” Petro no quiere gobernar. Quiere quedar escrito en los libros. No como presidente: como mito.
“La libertad, Sancho, es uno de los más preciosos dones que a los hombres dieron los cielos…”
— Don Quijote de la Mancha, Miguel de Cervantes Saavedra
En un país donde las paradojas son pan de cada día, Colombia vive una tragedia literaria disfrazada de gobierno. El presidente Gustavo Petro, aquel que alguna vez encarnó el grito del inconforme, hoy representa la peor versión de aquello que decía combatir: el vicio del poder absoluto, la mentira sostenida, el desprecio a las instituciones y la necesidad compulsiva de eternizarse en la historia, aún cuando el país clama por soluciones reales y no por sermones interminables.
Es inevitable, para quienes crecimos entre libros y realidad, recordar a Don Quijote. Aquel loco noble que salió a los caminos a deshacer entuertos, a pelear por causas imposibles, pero con un corazón limpio y una intención sin mácula. Don Quijote, sí: el loco que creía en la justicia. Hoy, en cambio, nos gobierna un cuerdo que no cree en nada más allá de sí mismo.

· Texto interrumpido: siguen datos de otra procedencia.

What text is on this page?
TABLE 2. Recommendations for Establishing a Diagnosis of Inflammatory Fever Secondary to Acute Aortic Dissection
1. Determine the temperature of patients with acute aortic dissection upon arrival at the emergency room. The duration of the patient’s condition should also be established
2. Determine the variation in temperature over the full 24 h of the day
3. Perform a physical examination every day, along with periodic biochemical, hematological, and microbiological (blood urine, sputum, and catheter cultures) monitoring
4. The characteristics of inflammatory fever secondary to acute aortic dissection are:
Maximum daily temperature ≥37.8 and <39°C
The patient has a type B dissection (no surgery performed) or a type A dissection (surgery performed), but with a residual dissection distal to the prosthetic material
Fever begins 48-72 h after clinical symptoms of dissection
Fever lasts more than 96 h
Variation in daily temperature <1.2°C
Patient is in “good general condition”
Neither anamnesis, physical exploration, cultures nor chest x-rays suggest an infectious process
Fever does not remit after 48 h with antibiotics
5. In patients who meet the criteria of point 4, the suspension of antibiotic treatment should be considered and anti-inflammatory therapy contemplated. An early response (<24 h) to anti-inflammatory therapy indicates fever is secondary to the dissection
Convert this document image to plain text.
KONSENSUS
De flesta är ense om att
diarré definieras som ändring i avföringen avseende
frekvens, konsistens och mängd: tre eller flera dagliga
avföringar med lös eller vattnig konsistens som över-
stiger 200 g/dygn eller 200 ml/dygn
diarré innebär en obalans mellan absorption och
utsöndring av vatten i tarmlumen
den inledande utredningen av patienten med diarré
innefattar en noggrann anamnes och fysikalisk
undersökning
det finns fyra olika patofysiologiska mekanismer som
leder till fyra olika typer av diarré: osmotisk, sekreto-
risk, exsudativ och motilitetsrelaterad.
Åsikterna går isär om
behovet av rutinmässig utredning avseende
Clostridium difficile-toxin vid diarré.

Petro no cabalga sobre Rocinante, sino sobre el cadáver administrativo de su propia promesa de cambio. Se droga, no con alucinógenos, sino con el narcótico más potente: el ego. Se embriaga de ideología, de resentimiento, de su propia voz. Cada intervención es un ritual narcótico de manipulación emocional. Se levanta cada mañana en la Casa de Nariño no a trabajar, sino a tuitear, a predicar, a hostigar. Como un predicador que se quedó sin Dios, y que ahora se adora a sí mismo.
La tragedia se completa con su gabinete: una procesión de ministros intermitentes, incompetentes o serviles. Ninguno lo cuestiona. Ninguno le dice “basta”. Mientras el país se incendia en reformas mal planeadas, improvisaciones peligrosas y polarización creciente, él sueña con perpetuarse: no por resultados, sino por obsesión. Petro no quiere gobernar. Quiere quedar escrito en los libros. No como presidente: como mito.
Pero el problema es que Colombia no necesita mitos. Necesita estadistas.
Como Don Quijote veía gigantes en molinos, Petro ve enemigos en cada institución que le recuerda que la democracia tiene límites. Ataca a la Corte, a la Procuraduría, al Congreso, a la prensa libre, y a todo aquel que no se le arrodille. Desprecia el equilibrio de poderes. Quiere una Colombia reducida a su voluntad, a su verbo. Habla de paz, pero gobierna con odio. Promete inclusión, pero siembra división. Habla de amor por el pueblo, pero no lo escucha.
En su locura cuerda, Petro ha hecho de la mentira su política pública, del caos su modelo de gestión, del desprecio su discurso oficial. Se rodea de aduladores, de activistas sin experiencia, de ministros sin visión. Y mientras tanto, el país se ahoga: en inseguridad, en inflación, en incertidumbre.
Colombia, como Sancho Panza, sigue a su líder sin entender bien si lo que acompaña es un héroe incomprendido o un tirano envuelto en retórica. Cada día más ciudadanos despiertan de la ilusión. Cada día más voces se atreven a gritar que el emperador va desnudo.
La pregunta, entonces, ya no es ideológica. Es ética, histórica, existencial:
¿Quién es el verdadero loco?
¿Don Quijote, que luchaba por ideales imposibles, o Petro, que destruye realidades posibles con cinismo calculado? ¿El caballero que murió fiel a su delirio noble, o el presidente que quiere vivir eternamente encadenado a un poder que no sabe ejercer?
En esta tragicomedia colombiana, la paradoja cervantina es más vigente que nunca. Y el mayor peligro no es el delirio de un hombre, sino el silencio cómplice de una nación que permite que la locura se convierta en sistema.